The end result was the “Lightweight” or “Air-Portable” Series IIA Land Rover, which was slim enough to be loaded two abreast inside the contemporary British transport planes, and with the bodywork removed, light enough to be underslung by the Wessex. Oddly enough, these “Lightweights” weighed a tad bit more than the standard trucks. As helicopter technology improved and the later Westland Commando copter was utilized, the bodywork strip-down became unnecessary.


land-rover-lightweight-3a

Production began in 1968 at Land Rover’s historic Solihull facility, and the most common models that rolled off the line were “General Service” and “Fitted Ford Radio” (FFR) vehicles, the later of which came with 24-volt electronics. Nearly all British Lightweights carried the 2.25-liter four-cylinder gas engine, along with essentially the same running gear as a civilian-spec model.

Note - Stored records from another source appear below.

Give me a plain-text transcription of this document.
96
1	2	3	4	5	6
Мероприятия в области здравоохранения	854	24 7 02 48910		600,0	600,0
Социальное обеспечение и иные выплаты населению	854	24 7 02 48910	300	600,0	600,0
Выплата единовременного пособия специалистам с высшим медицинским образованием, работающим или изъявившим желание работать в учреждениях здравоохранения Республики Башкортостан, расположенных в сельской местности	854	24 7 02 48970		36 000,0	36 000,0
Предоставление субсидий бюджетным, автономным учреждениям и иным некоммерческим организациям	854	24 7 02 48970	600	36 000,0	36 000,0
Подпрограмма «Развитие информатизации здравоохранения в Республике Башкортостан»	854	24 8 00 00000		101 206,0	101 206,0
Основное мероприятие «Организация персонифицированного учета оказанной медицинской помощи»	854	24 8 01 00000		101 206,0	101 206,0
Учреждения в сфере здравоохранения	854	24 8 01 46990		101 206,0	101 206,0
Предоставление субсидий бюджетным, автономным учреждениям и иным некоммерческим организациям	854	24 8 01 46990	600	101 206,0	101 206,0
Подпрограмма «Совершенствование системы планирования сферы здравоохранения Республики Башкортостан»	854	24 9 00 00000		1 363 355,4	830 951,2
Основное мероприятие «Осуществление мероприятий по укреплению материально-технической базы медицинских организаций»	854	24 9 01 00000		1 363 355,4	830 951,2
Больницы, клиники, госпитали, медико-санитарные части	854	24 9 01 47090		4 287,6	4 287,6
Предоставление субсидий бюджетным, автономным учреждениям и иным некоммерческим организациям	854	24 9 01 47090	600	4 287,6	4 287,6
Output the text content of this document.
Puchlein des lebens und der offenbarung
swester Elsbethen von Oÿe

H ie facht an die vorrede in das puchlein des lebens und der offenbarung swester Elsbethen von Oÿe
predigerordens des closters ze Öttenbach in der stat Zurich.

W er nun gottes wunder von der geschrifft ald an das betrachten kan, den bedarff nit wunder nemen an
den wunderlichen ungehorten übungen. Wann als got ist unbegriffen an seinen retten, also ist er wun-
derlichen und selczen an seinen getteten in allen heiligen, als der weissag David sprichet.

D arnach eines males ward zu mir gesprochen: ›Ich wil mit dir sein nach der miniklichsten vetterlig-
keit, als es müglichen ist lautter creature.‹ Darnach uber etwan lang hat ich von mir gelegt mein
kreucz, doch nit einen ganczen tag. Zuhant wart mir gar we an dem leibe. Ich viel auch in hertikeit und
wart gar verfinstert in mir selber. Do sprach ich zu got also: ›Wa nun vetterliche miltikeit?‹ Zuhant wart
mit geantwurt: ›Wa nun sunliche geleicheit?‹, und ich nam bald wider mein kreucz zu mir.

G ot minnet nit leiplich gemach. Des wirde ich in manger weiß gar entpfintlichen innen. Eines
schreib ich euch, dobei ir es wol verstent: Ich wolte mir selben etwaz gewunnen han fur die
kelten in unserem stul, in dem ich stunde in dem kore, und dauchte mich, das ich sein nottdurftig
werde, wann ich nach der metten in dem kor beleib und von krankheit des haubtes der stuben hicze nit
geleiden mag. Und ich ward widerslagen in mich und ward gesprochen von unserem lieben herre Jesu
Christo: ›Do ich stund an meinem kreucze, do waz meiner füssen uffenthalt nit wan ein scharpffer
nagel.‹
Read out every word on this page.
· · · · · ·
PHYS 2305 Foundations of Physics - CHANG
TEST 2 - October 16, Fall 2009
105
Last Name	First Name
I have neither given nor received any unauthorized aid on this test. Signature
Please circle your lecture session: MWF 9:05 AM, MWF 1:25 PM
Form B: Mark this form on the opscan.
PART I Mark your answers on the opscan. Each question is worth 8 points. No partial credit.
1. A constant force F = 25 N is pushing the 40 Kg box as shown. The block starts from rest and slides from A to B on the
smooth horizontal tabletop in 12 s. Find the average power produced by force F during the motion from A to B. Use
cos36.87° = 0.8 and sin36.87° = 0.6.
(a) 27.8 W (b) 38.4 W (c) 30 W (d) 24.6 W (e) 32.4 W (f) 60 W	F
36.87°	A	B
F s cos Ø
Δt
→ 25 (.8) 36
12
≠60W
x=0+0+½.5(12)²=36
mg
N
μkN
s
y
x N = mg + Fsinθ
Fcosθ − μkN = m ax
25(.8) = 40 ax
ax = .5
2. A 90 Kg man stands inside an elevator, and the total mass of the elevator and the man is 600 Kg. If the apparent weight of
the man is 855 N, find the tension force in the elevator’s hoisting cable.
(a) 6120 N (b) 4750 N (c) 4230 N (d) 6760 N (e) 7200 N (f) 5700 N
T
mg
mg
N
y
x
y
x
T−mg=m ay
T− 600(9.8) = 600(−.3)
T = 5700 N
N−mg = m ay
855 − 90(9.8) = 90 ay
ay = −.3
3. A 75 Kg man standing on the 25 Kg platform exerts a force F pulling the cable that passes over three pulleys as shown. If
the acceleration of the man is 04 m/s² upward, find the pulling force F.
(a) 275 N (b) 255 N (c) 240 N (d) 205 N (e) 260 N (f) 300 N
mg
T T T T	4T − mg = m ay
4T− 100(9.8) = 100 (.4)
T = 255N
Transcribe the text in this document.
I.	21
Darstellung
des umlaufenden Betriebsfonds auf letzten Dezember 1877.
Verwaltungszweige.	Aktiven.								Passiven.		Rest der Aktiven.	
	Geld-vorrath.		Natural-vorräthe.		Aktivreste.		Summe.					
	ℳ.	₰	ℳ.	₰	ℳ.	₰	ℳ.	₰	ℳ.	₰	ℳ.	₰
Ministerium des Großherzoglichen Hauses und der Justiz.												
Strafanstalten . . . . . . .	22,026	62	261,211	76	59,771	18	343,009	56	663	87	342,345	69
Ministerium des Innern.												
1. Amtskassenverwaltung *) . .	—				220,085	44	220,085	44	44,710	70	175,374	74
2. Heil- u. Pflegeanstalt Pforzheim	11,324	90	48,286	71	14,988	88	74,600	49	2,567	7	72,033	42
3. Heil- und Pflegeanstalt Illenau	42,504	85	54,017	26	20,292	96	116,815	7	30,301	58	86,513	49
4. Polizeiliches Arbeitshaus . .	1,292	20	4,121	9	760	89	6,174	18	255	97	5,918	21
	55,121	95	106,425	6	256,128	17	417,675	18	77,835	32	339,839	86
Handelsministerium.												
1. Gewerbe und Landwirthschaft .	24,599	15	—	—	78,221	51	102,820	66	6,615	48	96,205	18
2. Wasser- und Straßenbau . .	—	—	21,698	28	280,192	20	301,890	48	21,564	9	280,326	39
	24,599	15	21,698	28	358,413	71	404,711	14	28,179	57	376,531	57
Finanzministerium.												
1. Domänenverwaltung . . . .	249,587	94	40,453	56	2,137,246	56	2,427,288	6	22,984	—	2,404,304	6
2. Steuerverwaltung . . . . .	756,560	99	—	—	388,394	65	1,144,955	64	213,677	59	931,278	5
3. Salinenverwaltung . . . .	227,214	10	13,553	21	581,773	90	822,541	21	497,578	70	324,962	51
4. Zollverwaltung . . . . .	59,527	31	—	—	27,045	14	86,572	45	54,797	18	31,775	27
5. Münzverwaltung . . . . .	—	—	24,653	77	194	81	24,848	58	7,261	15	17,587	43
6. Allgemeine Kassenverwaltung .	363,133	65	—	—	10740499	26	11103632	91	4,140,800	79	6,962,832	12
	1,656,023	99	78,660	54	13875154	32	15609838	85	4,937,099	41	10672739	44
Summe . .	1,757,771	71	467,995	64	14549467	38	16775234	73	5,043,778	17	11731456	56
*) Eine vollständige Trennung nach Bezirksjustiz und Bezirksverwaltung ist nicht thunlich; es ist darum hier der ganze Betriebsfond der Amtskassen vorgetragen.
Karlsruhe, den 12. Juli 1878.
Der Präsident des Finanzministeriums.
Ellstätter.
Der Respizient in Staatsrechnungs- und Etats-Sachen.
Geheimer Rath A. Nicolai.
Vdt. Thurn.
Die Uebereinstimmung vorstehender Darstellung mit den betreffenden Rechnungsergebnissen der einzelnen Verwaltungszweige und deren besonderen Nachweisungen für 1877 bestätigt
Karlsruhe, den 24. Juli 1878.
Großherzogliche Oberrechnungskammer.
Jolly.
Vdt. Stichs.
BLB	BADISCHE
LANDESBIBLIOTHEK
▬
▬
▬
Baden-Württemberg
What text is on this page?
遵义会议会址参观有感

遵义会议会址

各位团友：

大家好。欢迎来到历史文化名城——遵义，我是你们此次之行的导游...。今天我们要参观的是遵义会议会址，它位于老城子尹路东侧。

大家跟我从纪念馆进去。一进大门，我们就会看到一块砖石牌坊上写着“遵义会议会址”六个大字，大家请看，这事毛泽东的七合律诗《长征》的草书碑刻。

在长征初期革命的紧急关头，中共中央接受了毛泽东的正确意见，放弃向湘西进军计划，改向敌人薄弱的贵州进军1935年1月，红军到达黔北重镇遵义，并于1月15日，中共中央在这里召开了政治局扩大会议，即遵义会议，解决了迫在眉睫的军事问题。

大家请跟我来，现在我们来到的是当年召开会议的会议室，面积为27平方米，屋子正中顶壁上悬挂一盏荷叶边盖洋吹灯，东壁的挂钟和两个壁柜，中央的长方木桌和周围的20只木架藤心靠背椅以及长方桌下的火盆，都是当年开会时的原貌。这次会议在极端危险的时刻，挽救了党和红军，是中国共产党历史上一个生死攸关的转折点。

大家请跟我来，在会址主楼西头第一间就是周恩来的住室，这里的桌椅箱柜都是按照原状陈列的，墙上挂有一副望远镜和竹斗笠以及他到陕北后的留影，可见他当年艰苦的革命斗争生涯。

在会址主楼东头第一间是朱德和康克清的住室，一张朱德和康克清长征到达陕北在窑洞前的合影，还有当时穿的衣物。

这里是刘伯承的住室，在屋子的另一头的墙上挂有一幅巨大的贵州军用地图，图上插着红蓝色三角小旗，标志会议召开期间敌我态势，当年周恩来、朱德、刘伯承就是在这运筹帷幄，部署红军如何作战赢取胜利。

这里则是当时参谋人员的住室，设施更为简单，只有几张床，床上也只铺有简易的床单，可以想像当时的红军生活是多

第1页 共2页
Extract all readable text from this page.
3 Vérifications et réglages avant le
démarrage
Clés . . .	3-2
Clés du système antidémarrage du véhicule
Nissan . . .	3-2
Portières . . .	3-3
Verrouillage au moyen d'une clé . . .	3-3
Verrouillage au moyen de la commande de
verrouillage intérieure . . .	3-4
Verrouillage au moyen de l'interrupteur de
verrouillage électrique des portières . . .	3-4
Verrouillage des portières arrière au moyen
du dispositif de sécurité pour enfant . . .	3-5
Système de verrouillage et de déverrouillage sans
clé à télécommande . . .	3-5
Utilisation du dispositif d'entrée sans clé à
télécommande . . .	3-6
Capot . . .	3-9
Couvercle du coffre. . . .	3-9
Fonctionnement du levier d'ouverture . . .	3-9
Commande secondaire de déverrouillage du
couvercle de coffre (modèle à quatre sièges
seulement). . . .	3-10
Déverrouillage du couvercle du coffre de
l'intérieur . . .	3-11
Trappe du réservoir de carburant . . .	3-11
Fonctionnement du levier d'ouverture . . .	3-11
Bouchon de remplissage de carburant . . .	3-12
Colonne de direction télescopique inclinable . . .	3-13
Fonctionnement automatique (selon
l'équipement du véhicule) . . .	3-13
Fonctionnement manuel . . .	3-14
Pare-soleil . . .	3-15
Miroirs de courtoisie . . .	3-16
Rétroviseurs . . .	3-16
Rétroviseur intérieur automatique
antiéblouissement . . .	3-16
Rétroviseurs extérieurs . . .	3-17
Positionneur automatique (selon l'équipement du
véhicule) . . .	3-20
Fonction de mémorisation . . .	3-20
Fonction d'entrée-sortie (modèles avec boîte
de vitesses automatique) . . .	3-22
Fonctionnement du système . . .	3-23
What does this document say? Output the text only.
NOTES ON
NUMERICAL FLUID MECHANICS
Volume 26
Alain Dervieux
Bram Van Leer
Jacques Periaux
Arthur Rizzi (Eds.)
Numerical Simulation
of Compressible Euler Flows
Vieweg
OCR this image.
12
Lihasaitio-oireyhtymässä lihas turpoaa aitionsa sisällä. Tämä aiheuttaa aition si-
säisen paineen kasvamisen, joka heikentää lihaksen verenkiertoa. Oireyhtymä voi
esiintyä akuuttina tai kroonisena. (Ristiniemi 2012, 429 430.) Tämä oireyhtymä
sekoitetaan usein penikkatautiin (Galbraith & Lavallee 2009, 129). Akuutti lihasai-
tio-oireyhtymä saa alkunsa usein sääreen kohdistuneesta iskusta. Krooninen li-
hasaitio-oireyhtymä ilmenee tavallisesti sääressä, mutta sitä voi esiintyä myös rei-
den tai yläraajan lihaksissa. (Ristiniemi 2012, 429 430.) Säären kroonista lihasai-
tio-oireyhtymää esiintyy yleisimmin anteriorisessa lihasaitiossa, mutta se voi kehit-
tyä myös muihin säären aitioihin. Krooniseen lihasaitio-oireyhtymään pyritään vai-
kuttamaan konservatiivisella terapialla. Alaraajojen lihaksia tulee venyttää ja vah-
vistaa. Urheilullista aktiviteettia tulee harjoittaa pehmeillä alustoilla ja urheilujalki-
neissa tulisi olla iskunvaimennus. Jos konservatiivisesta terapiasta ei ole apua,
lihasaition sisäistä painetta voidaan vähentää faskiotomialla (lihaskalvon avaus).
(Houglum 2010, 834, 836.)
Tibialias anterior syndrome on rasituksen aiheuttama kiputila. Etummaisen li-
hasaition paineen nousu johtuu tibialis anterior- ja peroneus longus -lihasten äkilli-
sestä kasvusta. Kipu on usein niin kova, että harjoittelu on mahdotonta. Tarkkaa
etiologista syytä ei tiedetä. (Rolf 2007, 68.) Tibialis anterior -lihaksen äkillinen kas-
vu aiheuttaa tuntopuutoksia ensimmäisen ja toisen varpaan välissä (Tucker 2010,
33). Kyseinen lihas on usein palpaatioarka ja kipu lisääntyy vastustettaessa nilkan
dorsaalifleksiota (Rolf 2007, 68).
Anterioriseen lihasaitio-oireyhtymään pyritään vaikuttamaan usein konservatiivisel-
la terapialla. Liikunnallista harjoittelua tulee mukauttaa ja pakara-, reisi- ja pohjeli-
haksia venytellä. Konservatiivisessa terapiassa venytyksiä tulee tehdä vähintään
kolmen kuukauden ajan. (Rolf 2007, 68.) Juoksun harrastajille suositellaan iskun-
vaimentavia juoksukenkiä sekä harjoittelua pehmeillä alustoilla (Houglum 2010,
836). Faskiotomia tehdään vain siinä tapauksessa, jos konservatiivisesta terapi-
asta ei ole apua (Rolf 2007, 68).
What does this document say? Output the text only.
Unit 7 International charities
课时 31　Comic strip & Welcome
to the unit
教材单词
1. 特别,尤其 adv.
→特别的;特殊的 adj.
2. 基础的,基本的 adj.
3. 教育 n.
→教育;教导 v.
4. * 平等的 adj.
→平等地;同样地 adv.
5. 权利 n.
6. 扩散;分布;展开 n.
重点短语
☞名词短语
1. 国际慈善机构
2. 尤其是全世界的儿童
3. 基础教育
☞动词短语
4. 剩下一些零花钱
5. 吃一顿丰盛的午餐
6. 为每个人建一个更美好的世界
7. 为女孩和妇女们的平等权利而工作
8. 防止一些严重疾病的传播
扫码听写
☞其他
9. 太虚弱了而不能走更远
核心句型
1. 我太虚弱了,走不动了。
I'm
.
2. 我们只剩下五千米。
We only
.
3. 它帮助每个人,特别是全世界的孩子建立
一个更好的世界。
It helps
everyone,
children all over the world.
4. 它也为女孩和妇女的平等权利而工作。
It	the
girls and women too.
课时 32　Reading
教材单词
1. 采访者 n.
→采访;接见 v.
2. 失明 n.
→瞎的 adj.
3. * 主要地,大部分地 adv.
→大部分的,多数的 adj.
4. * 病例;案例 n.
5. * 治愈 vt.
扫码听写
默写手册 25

 Four-speed manual? Check. Low- and high-range gearbox? Got it.
In 1972, Land Rover kickstarted production of the visibly similar Series III Lightweights, and the brand kept production going of these airborne models until 1985.

From the dash plate on this Lightweight, it would appear this one is an FFR Landie, which comes dressed with the hood-mounted tire, a bevy of mountaineering gear, and “Mountain Rescue” lettering front-and-rear. While those bits may not be original, they do make for a nicely presented livery.